Assignment for Analytics Service Summer Intern candidates for 2022

Assignment for BI Developer Internship 2022

We are delighted to see you applying. Now is your time to shine. We’ve prepared a task for you so that you can show your skills and allow us to understand how you approach problems in general.

In this exercise you get to work on our customer data and build insights-telling visualizations based on the datasets provided.

Good luck!

About the data

The data consists of two csv files:

  • first_purchases.csv
  • purchases.csv

The data is an artificial dataset that could be produced by our purchase process, where a user makes their first and possibly following purchases from Wolt. We have separated these purchases into two files, the first one containing only the users’ first ever purchases from Wolt, and the second one containing all purchases from these users.

Fields

In the first_purchases.csv file we have the following fields:

  • First Purchase Date: Date (UTC) when a user did their first Wolt purchase.
  • First Purchase Product Line: Product line of the first purchase. This can be either ‘Restaurant’ or ‘Retail store’.
  • User ID: Unique ID of the user who made the first purchase.
  • Purchase ID: Unique ID of the purchase.
  • Venue ID: Unique ID of the venue where the purchase was made.

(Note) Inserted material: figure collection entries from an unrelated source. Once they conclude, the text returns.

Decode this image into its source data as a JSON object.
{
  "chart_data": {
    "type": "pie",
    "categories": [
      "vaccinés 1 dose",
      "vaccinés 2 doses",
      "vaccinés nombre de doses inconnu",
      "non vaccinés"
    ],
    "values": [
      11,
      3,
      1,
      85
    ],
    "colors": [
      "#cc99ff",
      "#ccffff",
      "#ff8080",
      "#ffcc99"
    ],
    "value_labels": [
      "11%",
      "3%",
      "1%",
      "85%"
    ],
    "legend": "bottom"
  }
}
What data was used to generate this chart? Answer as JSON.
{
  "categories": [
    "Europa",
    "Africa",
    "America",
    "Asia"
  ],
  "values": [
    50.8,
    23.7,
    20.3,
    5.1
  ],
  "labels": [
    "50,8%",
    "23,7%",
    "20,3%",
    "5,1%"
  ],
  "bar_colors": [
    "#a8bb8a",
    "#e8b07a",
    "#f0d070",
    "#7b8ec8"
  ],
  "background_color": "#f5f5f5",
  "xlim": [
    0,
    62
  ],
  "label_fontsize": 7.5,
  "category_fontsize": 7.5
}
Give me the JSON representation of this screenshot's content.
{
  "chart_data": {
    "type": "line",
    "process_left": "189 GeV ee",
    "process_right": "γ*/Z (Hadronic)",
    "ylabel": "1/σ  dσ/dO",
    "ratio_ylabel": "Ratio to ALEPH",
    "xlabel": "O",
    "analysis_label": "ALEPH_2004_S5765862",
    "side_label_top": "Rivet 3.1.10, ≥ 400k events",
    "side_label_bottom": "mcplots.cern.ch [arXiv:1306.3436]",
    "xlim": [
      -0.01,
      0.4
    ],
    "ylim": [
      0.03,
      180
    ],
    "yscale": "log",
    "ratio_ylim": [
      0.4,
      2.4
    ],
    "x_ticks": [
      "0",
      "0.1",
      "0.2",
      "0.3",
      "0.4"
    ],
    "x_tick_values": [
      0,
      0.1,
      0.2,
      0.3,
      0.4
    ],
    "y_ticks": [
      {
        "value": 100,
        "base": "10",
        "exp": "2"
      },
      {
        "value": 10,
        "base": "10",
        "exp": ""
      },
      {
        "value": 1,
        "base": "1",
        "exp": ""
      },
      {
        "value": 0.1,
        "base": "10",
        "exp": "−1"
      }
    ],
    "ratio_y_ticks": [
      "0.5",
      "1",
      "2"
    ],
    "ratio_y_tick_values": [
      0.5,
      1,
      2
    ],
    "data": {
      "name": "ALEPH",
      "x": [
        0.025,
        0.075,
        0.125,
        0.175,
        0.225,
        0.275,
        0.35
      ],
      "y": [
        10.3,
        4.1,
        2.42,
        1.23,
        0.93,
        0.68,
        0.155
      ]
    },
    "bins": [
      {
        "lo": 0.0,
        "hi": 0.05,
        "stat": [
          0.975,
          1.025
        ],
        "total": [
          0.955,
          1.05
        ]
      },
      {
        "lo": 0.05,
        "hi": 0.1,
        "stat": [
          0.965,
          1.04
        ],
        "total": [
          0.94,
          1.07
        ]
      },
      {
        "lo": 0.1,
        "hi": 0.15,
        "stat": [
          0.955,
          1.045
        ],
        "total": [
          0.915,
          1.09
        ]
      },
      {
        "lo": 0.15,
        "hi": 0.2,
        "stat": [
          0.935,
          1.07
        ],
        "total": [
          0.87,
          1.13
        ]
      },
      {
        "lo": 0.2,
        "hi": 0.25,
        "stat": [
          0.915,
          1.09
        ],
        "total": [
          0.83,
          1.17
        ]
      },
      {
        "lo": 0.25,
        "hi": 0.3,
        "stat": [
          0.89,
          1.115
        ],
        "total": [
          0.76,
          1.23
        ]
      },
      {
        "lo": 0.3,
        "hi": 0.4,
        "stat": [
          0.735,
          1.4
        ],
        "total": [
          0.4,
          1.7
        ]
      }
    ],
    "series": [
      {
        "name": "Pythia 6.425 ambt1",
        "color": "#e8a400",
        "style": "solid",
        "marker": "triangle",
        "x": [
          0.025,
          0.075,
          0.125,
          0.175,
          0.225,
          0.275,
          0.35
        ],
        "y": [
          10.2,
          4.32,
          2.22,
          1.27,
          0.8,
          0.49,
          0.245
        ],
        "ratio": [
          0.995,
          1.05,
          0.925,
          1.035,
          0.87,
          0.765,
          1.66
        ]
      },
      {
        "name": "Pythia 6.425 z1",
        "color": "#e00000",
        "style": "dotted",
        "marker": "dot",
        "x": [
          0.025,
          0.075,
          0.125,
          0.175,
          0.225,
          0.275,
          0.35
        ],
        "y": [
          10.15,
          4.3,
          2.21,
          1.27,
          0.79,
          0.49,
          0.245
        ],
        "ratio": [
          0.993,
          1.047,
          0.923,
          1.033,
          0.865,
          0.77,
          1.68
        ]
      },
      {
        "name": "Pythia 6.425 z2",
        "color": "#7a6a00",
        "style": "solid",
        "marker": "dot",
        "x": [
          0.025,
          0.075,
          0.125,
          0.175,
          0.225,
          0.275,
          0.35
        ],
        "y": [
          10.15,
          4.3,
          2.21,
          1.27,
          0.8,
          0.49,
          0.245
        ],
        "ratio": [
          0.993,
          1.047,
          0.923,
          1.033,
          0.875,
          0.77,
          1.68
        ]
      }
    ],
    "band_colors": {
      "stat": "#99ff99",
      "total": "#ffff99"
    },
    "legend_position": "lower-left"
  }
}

In the purchases.csv file we have mostly these same fields:

  • Purchases Date: Date (UTC) of the purchase.
  • Product Line: Product line of the first purchase. This can be either ‘Restaurant’ or ‘Retail store’.
  • User ID: Unique ID of the user who made the first purchase.
  • Purchase ID: Unique ID of the purchase.
  • Venue ID: Unique ID of the venue where the purchase was made.

Your Task

Customer retention can be described as a way to look at how engaged and loyal customers are, that is, whether they continue using the service after their first purchase. In this task we want to see how well Wolt manages to retain its customers month after month based on when users made their first ever purchase.

Technical assessment

Create visualizations showing the monthly customer retention per product line to communicate the following:

  • Cohort based monthly retention for Retail product line
  • Cohort based monthly retention for Restaurant product line

As we’d like to see some of your SQL skills in action, please solve this task using SQL. You are free to use any additional tools, for example, SQL package in a Jupyter Notebook, or you can go with PostgreSQL with pgAdmin. Please also share your code, specifying the SQL dialect you’ve used.

Regarding the visualizations, opt for any tool you wish to use in order to visualize your results in a suitable way. Choose chart types, color palettes and layouts that convey the messages best.

Thinking about the next steps

In addition, answer the following:

  • What assumptions about the data did you make when creating your retention charts?
  • Did you encounter any problems in the data?
  • Which additional data sources or business information do you think could be used to improve your solution?

Deliverables to share with us

  1. Put together your visualizations and answers together in English into a presentation, Jupyter Notebook or similar format.
  2. Share your SQL script (mention the dialect used), which you used to arrive at your results

When your solution is ready, put it as a zip file to Google Drive, Dropbox, OneDrive (or similar). Remember to check permissions! If we cannot access the file, we cannot review your solution. Please don’t store your solution in a public GitHub repository during the application period.